Another problem: With an MDB_RDONLY environment on Windows, env->me_mapsize does not seem to affect the actual map size or vice versa. mdb_env_map() does /* Don't set explicit map size, use whatever exists */ If the user sets a mapsize bigger than the current file, and another process resizes the map and grows the DB into the new size, then the RDONLY process will not discover in mdb_txn_renew0() that its map is too small. If there is a technical reason for the current behavior, maybe it could create the full map (for the address space) but record the smaller mapped size in MDB_env, and then mdb_txn_renew0 could do some mutex-protected magic to map in the new file segment if the file grew. That should avoid surprising the user.

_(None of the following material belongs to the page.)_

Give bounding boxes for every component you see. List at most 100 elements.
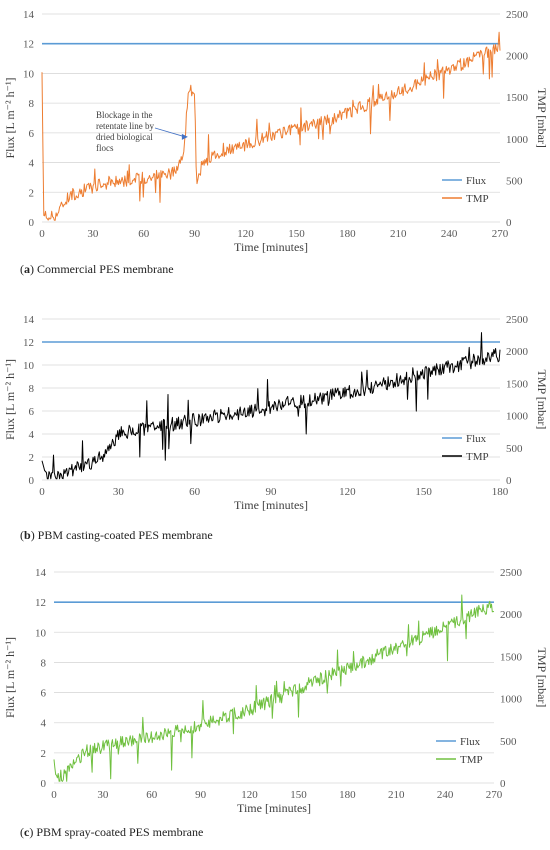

h.b.furuseth@usit.uio.no wrote: > Another problem: > > With an MDB_RDONLY environment on Windows, env->me_mapsize > does not seem to affect the actual map size or vice versa. > mdb_env_map() does > /* Don't set explicit map size, use whatever exists */ > > If the user sets a mapsize bigger than the current file, That is impossible on Windows. The OS will not allow a mapsize bigger than the filesize. > and another process resizes the map and grows the DB into > the new size, then the RDONLY process will not discover > in mdb_txn_renew0() that its map is too small. > > If there is a technical reason for the current behavior, That change was made to accomodate opening of an mdb_copy'd DB file in read-only mode. Since mdb_copy only copies the used pages, the resulting file will be smaller than the configured mapsize. If you attempt to map this file as-is with the configured mapsize, it will fail. You would have to resize the file, but since the env is opened read-only, you should not make any such change to the file. We could alternatively change mdb_copy to explicitly set the filesize to match the mapsize at the end of the copy, and then this particular hack wouldn't be needed. > maybe it could create the full map (for the address space) > but record the smaller mapped size in MDB_env, and then > mdb_txn_renew0 could do some mutex-protected magic to > map in the new file segment if the file grew. That > should avoid surprising the user. -- -- Howard Chu CTO, Symas Corp. http://www.symas.com Director, Highland Sun http://highlandsun.com/hyc/ Chief Architect, OpenLDAP http://www.openldap.org/project/
On 25/07/14 12:54, Howard Chu wrote: > h.b.furuseth@usit.uio.no wrote: >> Another problem: >> >> With an MDB_RDONLY environment on Windows, env->me_mapsize >> does not seem to affect the actual map size or vice versa. >> mdb_env_map() does >> /* Don't set explicit map size, use whatever exists */ >> >> If the user sets a mapsize bigger than the current file, > > That is impossible on Windows. The OS will not allow a mapsize bigger > than the filesize. Clarification: If the Windows user sets MDB_env.me_mapsize bigger than the file size, then as far as I can tell the read- only MDB_env will think the map is bigger than it is. Then: >> and another process resizes the map and grows the DB into >> the new size, then the RDONLY process will not discover >> in mdb_txn_renew0() that its map is too small. (...) > > That change was made to accomodate opening of an mdb_copy'd DB file in > read-only mode. Since mdb_copy only copies the used pages, the resulting > file will be smaller than the configured mapsize. If you attempt to map > this file as-is with the configured mapsize, it will fail. You would > have to resize the file, but since the env is opened read-only, you > should not make any such change to the file. > > We could alternatively change mdb_copy to explicitly set the filesize to > match the mapsize at the end of the copy, and then this particular hack > wouldn't be needed. With the several ways to play games with mapsize, the hack will be needed anyway. So I expect lmdb should implement and document: On Windows, read-only environments ignore the configured mapsize and instead use the file size as of the last mdb_env_set_mapsize() or mdb_env_open(). MDB_envinfo.me_mapsize will show that size. [So does MDB_env.me_mapsize.] For a bigger map, grow the file first - e.g. by opening the environment with write access and a bigger mapsize. Setting filesize=mapsize: MDB_env.me_mapsize or MDB_meta.mm_mapsize? (I don't really care though, since the "set mapsize=filesize" suggestion addresses my original concern.) OTOH mdb_copy seems the natural place for a "shrink mm_mapsize" option, since it can only grow in an existing file. E.g. set it to the minimum possible or to MDB_env.me_mapsize and let the user grow it to a bigger size later if needed.
fixed in mdb.master
changed state Test to Closed